J'ai secoué la tête. « J'ai juste besoin... d'espace. Ouais, l'espace. »Ouais, ça sonnait bien. L'excuse de l'espace était un excellent moyen de laisser tomber quelqu'un sans se faire botter les fesses. « Désolé. De plus, tu mérites une vraie relation, pas n'importe laquelle. »En fait, je pensais un peu qu'elle ne l'avait pas fait. Elle était une sorte de pute, et elle était assez ennuyeuse, mais je n'allais pas être celle qui lui dirait ça.
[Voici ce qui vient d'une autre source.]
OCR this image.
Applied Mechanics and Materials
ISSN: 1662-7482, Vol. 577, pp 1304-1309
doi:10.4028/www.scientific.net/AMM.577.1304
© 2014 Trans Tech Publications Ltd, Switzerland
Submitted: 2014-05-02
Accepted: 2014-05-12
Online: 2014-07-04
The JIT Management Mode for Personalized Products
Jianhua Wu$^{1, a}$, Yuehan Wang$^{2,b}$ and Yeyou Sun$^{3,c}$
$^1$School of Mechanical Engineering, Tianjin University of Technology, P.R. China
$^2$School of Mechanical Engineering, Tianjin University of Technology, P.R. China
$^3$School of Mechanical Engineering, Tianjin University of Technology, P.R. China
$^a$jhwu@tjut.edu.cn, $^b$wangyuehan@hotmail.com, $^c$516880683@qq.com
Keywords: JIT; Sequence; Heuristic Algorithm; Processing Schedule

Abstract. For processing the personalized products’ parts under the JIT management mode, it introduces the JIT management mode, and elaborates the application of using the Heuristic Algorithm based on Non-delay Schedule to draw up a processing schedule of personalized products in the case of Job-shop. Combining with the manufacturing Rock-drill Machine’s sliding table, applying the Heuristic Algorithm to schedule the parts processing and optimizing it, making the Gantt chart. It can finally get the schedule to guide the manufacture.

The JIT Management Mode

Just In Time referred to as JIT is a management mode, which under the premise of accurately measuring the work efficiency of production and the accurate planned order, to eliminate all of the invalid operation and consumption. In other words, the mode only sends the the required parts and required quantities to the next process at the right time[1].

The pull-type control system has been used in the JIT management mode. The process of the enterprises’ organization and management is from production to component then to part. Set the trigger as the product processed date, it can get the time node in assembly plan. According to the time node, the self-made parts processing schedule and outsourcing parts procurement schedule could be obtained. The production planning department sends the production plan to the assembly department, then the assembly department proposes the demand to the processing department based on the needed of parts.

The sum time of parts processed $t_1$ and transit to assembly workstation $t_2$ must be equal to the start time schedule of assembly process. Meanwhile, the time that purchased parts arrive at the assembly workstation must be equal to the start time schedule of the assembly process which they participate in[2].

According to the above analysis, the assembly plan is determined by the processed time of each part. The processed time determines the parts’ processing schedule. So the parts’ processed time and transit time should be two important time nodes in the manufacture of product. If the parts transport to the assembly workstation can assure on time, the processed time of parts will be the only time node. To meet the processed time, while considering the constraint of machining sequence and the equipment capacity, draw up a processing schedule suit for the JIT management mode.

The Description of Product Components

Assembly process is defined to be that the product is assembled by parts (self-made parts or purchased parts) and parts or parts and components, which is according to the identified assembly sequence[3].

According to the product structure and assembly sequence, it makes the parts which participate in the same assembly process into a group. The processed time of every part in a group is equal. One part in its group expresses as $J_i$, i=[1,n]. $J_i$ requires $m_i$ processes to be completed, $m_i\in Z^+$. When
Ce n'était pas le genre de chose que tu disais à une joueuse de softball qui avait toutes ses chauves-souris dans la maison.
« Mais nous pourrions avoir une vraie relation un jour", a-t-elle insisté. "Je t'attendrai !"
Je lui ai presque fait une grimace, mais heureusement, je me suis arrêté. "Je ne pense pas que tu veuilles attendre aussi longtemps. Tu seras probablement vieux et ridé d'ici là, et je ne voudrais pas de toi, de toute façon."
C'était, apparemment, une de ces choses qu'on ne dit pas à un joueur de softball. Elle me fixa d'un air renfrogné et se leva d'un bond, se dirigeant tout droit vers son placard. Par le regard sur son visage, j'avais l'impression qu'elle avait peut-être quelques chauves-souris cachées là-dedans.
Mes yeux se sont écarquillés en la regardant, et j'ai commencé à enfiler mes vêtements pendant que je parlais. « Euh, aussi amusant que cette petite chose à nous ait été, c'est fini, et je pars. Plus tard. Non, pas plus tard. Au revoir."